In the UK, there’s a growing drumbeat of demands that the government go after more oligarchs moreaggressively, having sanctioned far fewer than the US and European Union. Britain has sanctioned 13 people, including Putin and Foreign Minister Sergei Lavrov, since the invasion began.
The US has put full blocking sanctions or visa restrictions on dozens of Russian elites and their families, and sanctioned other individuals accused of spreading misinformation in Ukraine. The European Union last week added 26 oligarchs, state company bosses and other individuals involved in Putin’s regime.
A number of prominent people have been sanctioned by the EU or US or both and not the UK, including Sechin, who runs Rosneft Oil Co. and Alexey Mordashov, chairman of steelmaker Severstal PJSC, who has interests in telecoms, media and banking groups, including the sanctioned Rossyia Bank.

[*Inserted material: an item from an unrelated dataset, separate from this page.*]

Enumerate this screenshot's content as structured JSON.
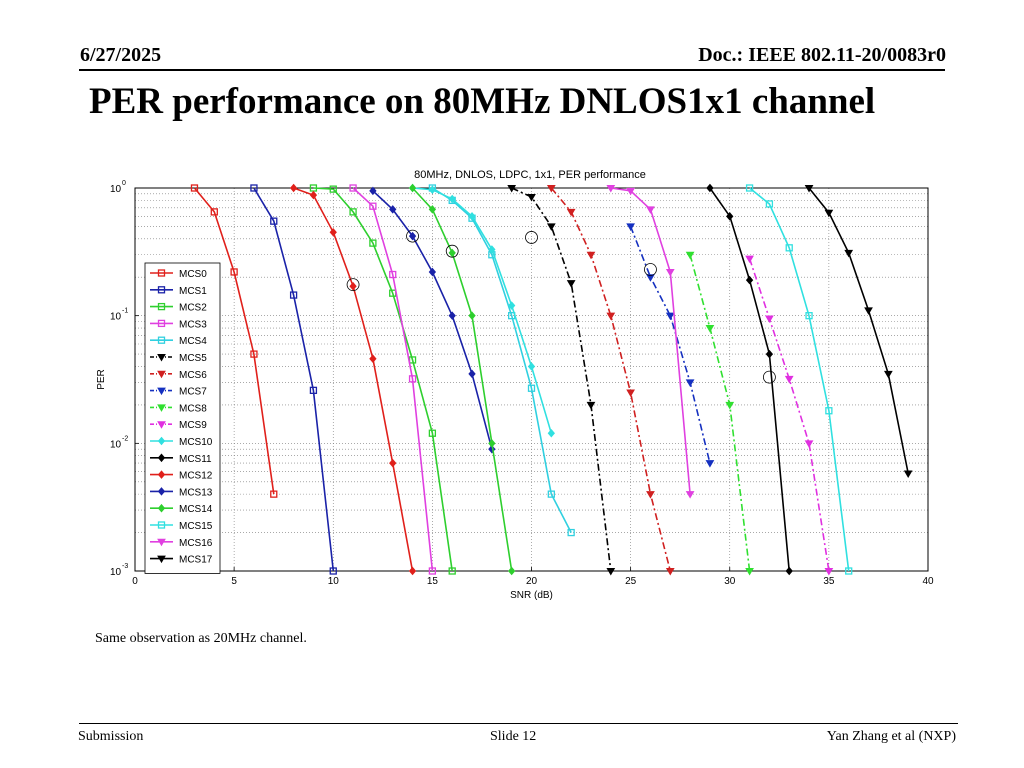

Mordashov’s yacht was impounded in Italy. British government ministers have said they are slowed by UK law. But the country has all the legislation it needs to move just as quickly as other jurisdictions if it wanted to, according to experts.
Britain’s Sanctions and Anti-Money Laundering Act says the government must have reasonable grounds to suspect that an individual benefits from or is involved in supporting a sanctioned regime.
“Reasonable grounds†is about the lowest evidentiary hurdle possible. The person also must be relevant to the aim of the sanctions against the regime. The government has to say why the individual is being sanctioned but doesn’t have to disclose anything that could damage national security, criminal prevention or detection or the interests of justice.
The current laws were enacted only in 2018 and gave ministers a lot of
leeway, according to Paul Feldberg, a London-based partner at Jenner & Block, a US law firm.